Lady Sarah also spoke of the anger she felt watching the news coverage of Diana’s car accident and death, and how news presenters were saying that she was expected to live.
“There was a period of about two hours and I was talking obviously to members of my own family and learned that she hadn’t made it,” said Lady Sarah.
“For these two hours, the presenters on every news channel were saying ‘injured but expected to make a full recovery’, and I have no idea why but it made me so angry.”
Lady Sarah accompanied her former brother-in-law Prince Charles and sister Jane Fellowes, Baroness Fellowes, to Paris to retrieve Diana’s body and return her to England. It wasn’t until after Diana’s funeral that she allowed herself to sit down and feel the emotions she’d bottled up over the previous week.

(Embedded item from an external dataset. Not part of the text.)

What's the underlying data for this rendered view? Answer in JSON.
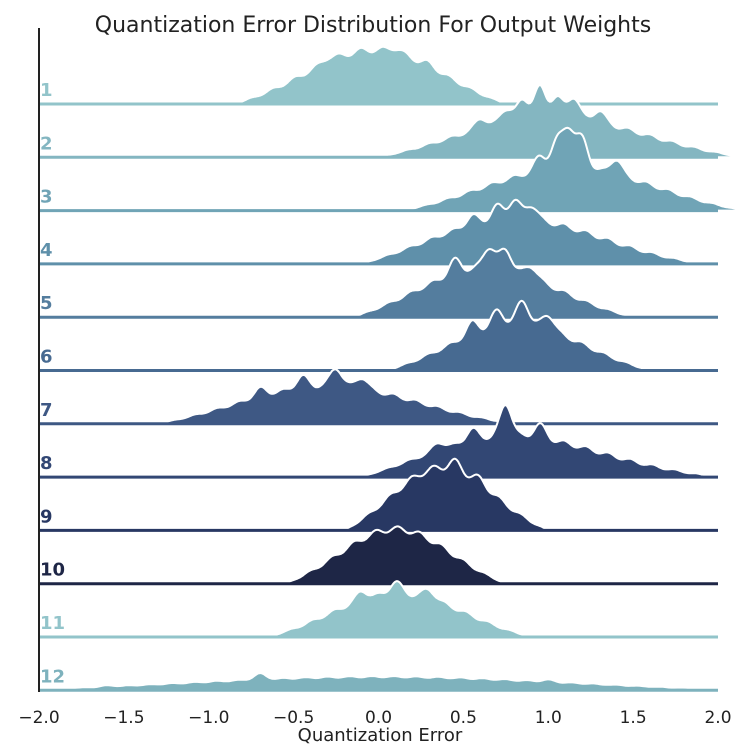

“I think I felt shock, but I don’t think I felt anything else,” she said. “Just love and shock.”
“I don’t think I was capable of feeling anything because I put a barrier up. These are the jobs that have got to be done and just get on with them.”
“There’s time enough afterward to point fingers or whatever else you needed to do.”
Following Diana’s death, Lady Sarah was named co-executor of her will and president of the Diana, Princess of Wales Memorial Fund.
Lady Sarah and her brother Charles, Earl Spencer, have both spoken publicly in the past few months about their late sister in the lead-up to the 20th anniversary of her death. Diana’s other sister, Jane Fellowes, Baroness Fellowes, hasn’t given any interviews about her sister since her death.